Britain’s three rail unions – ASLEF, RMT and TSSA – have warned the government that this is not the right time to lift coronavirus restriction measures and run more trains.
In a joint letter to Boris Johnson, Nicola Sturgeon, Mark Drakeford and Sadiq Khan, the trade union leaders said that it would be “completely unacceptable” to risk the lives of passengers and rail staff.
Mick Whelan and Manuel Cortes of Labour-affiliated unions ASLEF and TSSA, plus the RMT’s Mick Cash, expressed their “deep concerns” over reported plans to increase rail service levels.
Noting that rail service use has “fallen dramatically” since the lockdown began, which “has undoubtedly helped the UK to contain the pandemic”, they pointed out that “there is no agreement” on how to safely expand services.
“We have helped ensure that key workers and goods are able to be moved where they are needed. But we have a duty of care to our members, and to those who rely on our industry,” the letter reads.
“We will not accept new working patterns that put the lives of railway workers and passengers at risk. To be clear – we are not convinced that there is any basis at this time for a safe escalation of services.”
The rail unions have urged the government and train operators to work with them to identify where there is real demand for services and to establish how more services can be delivered safely.

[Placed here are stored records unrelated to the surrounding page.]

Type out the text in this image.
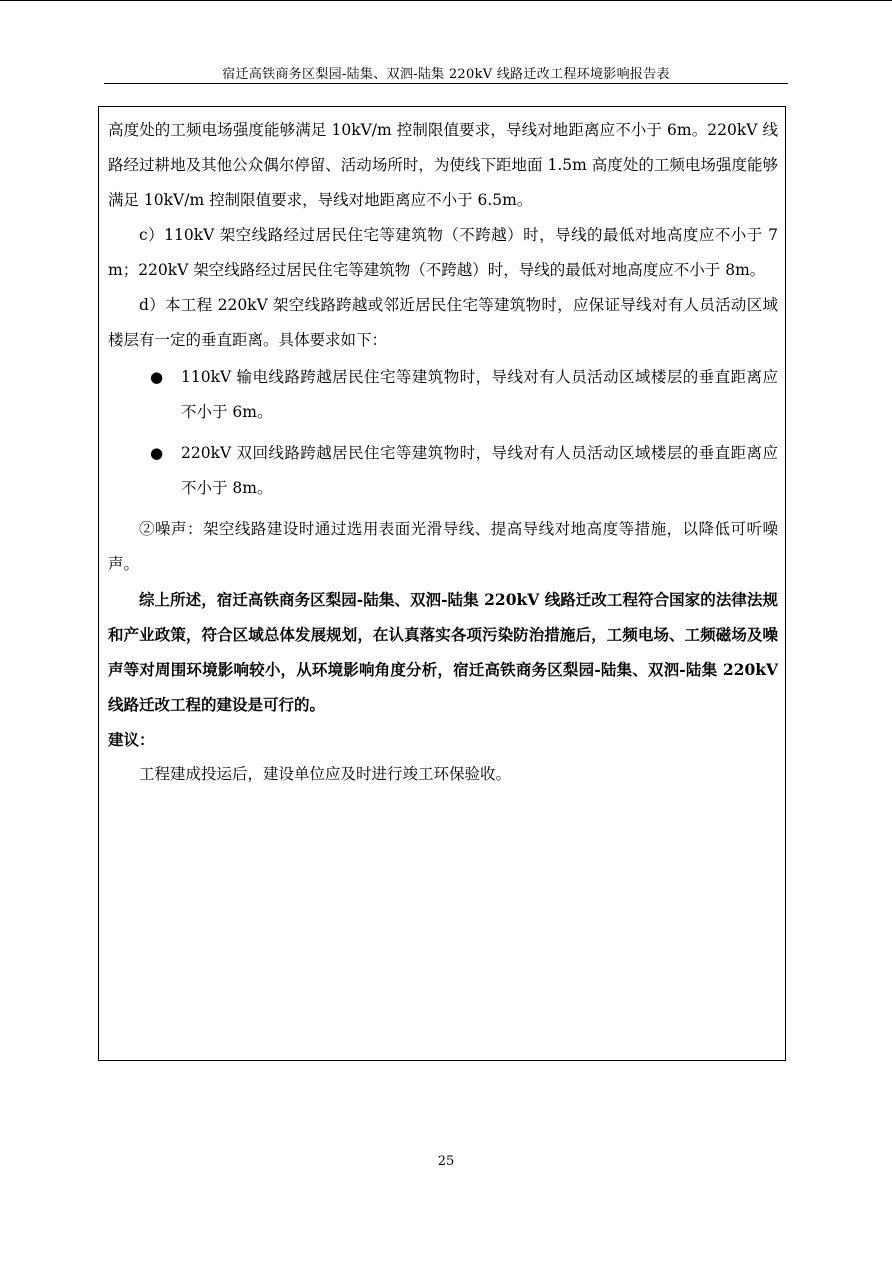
宿迁高铁商务区梨园-陆集、双泗-陆集 220kV 线路迁改工程环境影响报告表

高度处的工频电场强度能够满足 10kV/m 控制限值要求，导线对地距离应不小于 6m。220kV 线路经过耕地及其他公众偶尔停留、活动场所时，为使线下距地面 1.5m 高度处的工频电场强度能够满足 10kV/m 控制限值要求，导线对地距离应不小于 6.5m。

c）110kV 架空线路经过居民住宅等建筑物（不跨越）时，导线的最低对地高度应不小于 7m；220kV 架空线路经过居民住宅等建筑物（不跨越）时，导线的最低对地高度应不小于 8m。

d）本工程 220kV 架空线路跨越或邻近居民住宅等建筑物时，应保证导线对有人员活动区域楼层有一定的垂直距离。具体要求如下：

● 110kV 输电线路跨越居民住宅等建筑物时，导线对有人员活动区域楼层的垂直距离应不小于 6m。

● 220kV 双回线路跨越居民住宅等建筑物时，导线对有人员活动区域楼层的垂直距离应不小于 8m。

②噪声：架空线路建设时通过选用表面光滑导线、提高导线对地高度等措施，以降低可听噪声。

综上所述，宿迁高铁商务区梨园-陆集、双泗-陆集 220kV 线路迁改工程符合国家的法律法规和产业政策，符合区域总体发展规划，在认真落实各项污染防治措施后，工频电场、工频磁场及噪声等对周围环境影响较小，从环境影响角度分析，宿迁高铁商务区梨园-陆集、双泗-陆集 220kV 线路迁改工程的建设是可行的。

建议：

工程建成投运后，建设单位应及时进行竣工环保验收。

25
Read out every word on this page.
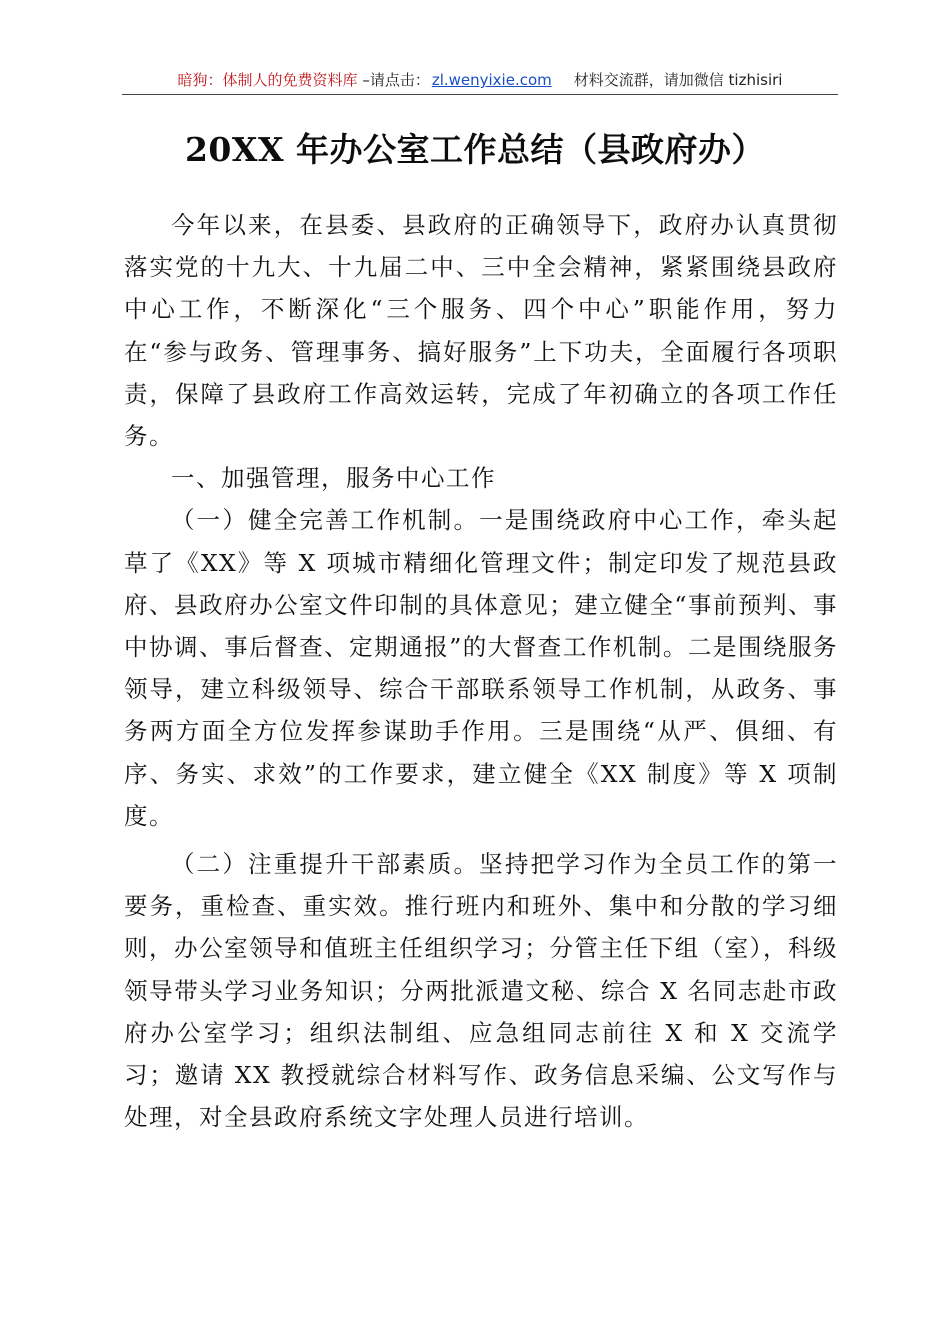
暗狗：体制人的免费资料库 –请点击： zl.wenyixie.com 材料交流群，请加微信 tizhisiri
20XX 年办公室工作总结（县政府办）

今年以来，在县委、县政府的正确领导下，政府办认真贯彻落实党的十九大、十九届二中、三中全会精神，紧紧围绕县政府中心工作，不断深化“三个服务、四个中心”职能作用，努力在“参与政务、管理事务、搞好服务”上下功夫，全面履行各项职责，保障了县政府工作高效运转，完成了年初确立的各项工作任务。

一、加强管理，服务中心工作

（一）健全完善工作机制。一是围绕政府中心工作，牵头起草了《XX》等 X 项城市精细化管理文件；制定印发了规范县政府、县政府办公室文件印制的具体意见；建立健全“事前预判、事中协调、事后督查、定期通报”的大督查工作机制。二是围绕服务领导，建立科级领导、综合干部联系领导工作机制，从政务、事务两方面全方位发挥参谋助手作用。三是围绕“从严、俱细、有序、务实、求效”的工作要求，建立健全《XX 制度》等 X 项制度。

（二）注重提升干部素质。坚持把学习作为全员工作的第一要务，重检查、重实效。推行班内和班外、集中和分散的学习细则，办公室领导和值班主任组织学习；分管主任下组（室），科级领导带头学习业务知识；分两批派遣文秘、综合 X 名同志赴市政府办公室学习；组织法制组、应急组同志前往 X 和 X 交流学习；邀请 XX 教授就综合材料写作、政务信息采编、公文写作与处理，对全县政府系统文字处理人员进行培训。
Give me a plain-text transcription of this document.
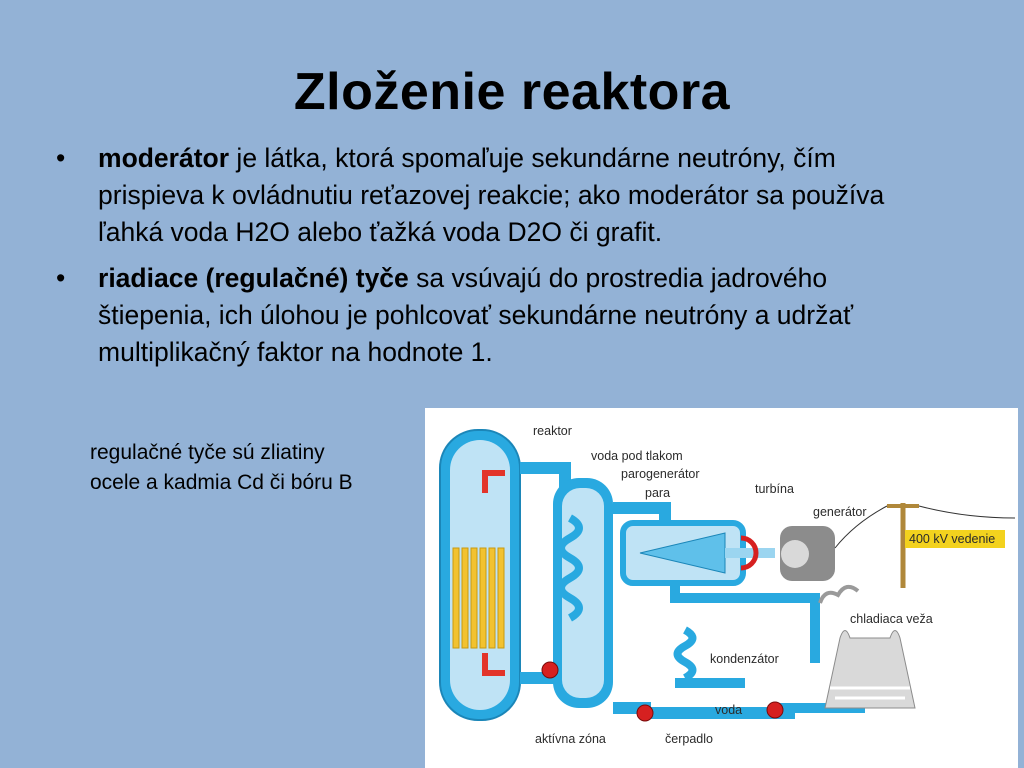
Zloženie reaktora
• moderátor je látka, ktorá spomaľuje sekundárne neutróny, čím prispieva k ovládnutiu reťazovej reakcie; ako moderátor sa používa ľahká voda H2O alebo ťažká voda D2O či grafit.
• riadiace (regulačné) tyče sa vsúvajú do prostredia jadrového štiepenia, ich úlohou je pohlcovať sekundárne neutróny a udržať multiplikačný faktor na hodnote 1.
regulačné tyče sú zliatiny
ocele a kadmia Cd či bóru B
reaktor
voda pod tlakom
parogenerátor
para	turbína
generátor
400 kV vedenie
chladiaca veža
kondenzátor
voda
aktívna zóna	čerpadlo
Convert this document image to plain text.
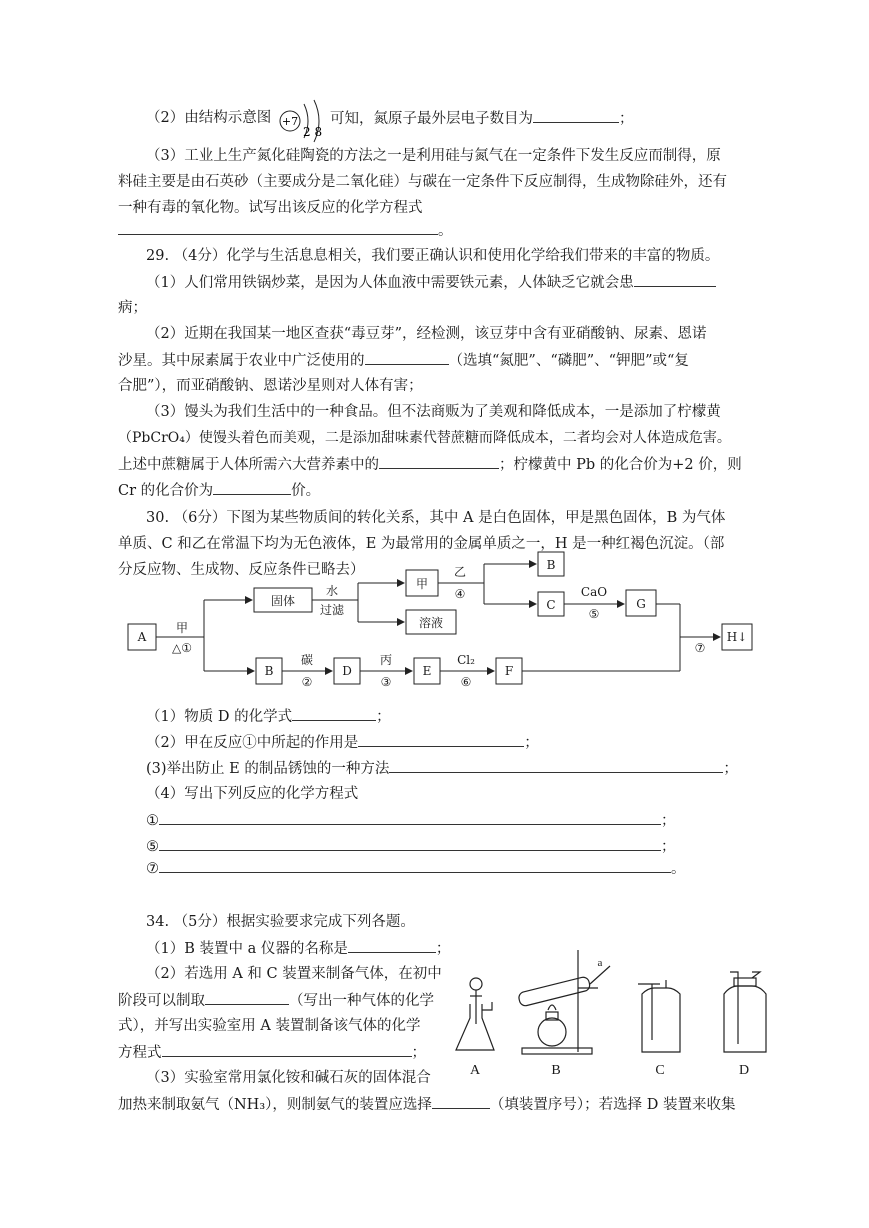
（2）由结构示意图 +7
2 8
可知，氮原子最外层电子数目为	；
（3）工业上生产氮化硅陶瓷的方法之一是利用硅与氮气在一定条件下发生反应而制得，原
料硅主要是由石英砂（主要成分是二氧化硅）与碳在一定条件下反应制得，生成物除硅外，还有
一种有毒的氧化物。试写出该反应的化学方程式
。
29. （4分）化学与生活息息相关，我们要正确认识和使用化学给我们带来的丰富的物质。
（1）人们常用铁锅炒菜，是因为人体血液中需要铁元素，人体缺乏它就会患
病；
（2）近期在我国某一地区查获“毒豆芽”，经检测，该豆芽中含有亚硝酸钠、尿素、恩诺
沙星。其中尿素属于农业中广泛使用的	（选填“氮肥”、“磷肥”、“钾肥”或“复
合肥”），而亚硝酸钠、恩诺沙星则对人体有害；
（3）馒头为我们生活中的一种食品。但不法商贩为了美观和降低成本，一是添加了柠檬黄
（PbCrO₄）使馒头着色而美观，二是添加甜味素代替蔗糖而降低成本，二者均会对人体造成危害。
上述中蔗糖属于人体所需六大营养素中的	；柠檬黄中 Pb 的化合价为+2 价，则
Cr 的化合价为	价。
30. （6分）下图为某些物质间的转化关系，其中 A 是白色固体，甲是黑色固体，B 为气体
单质、C 和乙在常温下均为无色液体，E 为最常用的金属单质之一，H 是一种红褐色沉淀。（部
分反应物、生成物、反应条件已略去）
A
固体
甲
溶液
B
C	G
H↓
B	D	E	F
甲
△①
水
过滤
乙
④	CaO
⑤
碳
②
丙
③
Cl₂
⑥
⑦
（1）物质 D 的化学式	；
（2）甲在反应①中所起的作用是	；
(3)举出防止 E 的制品锈蚀的一种方法	；
（4）写出下列反应的化学方程式
①	；
⑤	；
⑦	。
34. （5分）根据实验要求完成下列各题。
（1）B 装置中 a 仪器的名称是	；
（2）若选用 A 和 C 装置来制备气体，在初中
阶段可以制取	（写出一种气体的化学
式），并写出实验室用 A 装置制备该气体的化学
方程式	；
（3）实验室常用氯化铵和碱石灰的固体混合
加热来制取氨气（NH₃），则制氨气的装置应选择	（填装置序号）；若选择 D 装置来收集
A	B	C	D
a
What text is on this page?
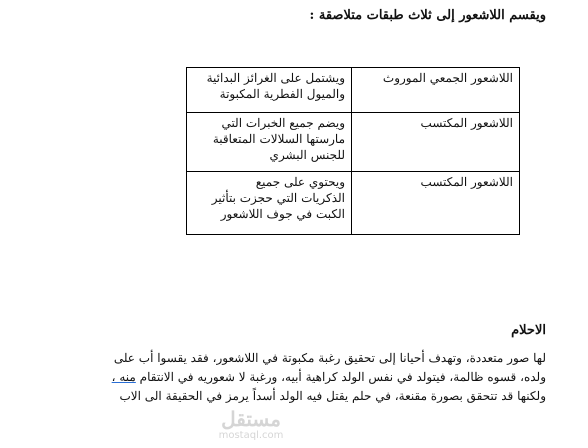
ويقسم اللاشعور إلى ثلاث طبقات متلاصقة :
اللاشعور الجمعي الموروث	ويشتمل على الغرائز البدائية
والميول الفطرية المكبوتة

اللاشعور المكتسب	ويضم جميع الخبرات التي
مارستها السلالات المتعاقبة
للجنس البشري

اللاشعور المكتسب	ويحتوي على جميع
الذكريات التي حجزت بتأثير
الكبت في جوف اللاشعور
الاحلام
لها صور متعددة، وتهدف أحيانا إلى تحقيق رغبة مكبوتة في اللاشعور، فقد يقسوا أب على
ولده، قسوه ظالمة، فيتولد في نفس الولد كراهية أبيه، ورغبة لا شعوريه في الانتقام منه ،
ولكنها قد تتحقق بصورة مقنعة، في حلم يقتل فيه الولد أسداً يرمز في الحقيقة الى الاب
مستقل
mostaql.com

The general secretaries conclude: “Seeking a blanket increase in services as part of a symbolic and premature drive to apparent normality, at the potential risk of countless lives, is completely unacceptable to us.”
The RMT last week said there was “zero chance” of agreeing to an increase in services in mid-May, as Cash vowed not to accept “unsafe directives being handed down on high from the boardroom or the cabinet room”.
Overall passenger numbers are currently at 3% of pre-coronavirus crisis levels, while one in five staff members at train companies are reportedly off work due to the virus.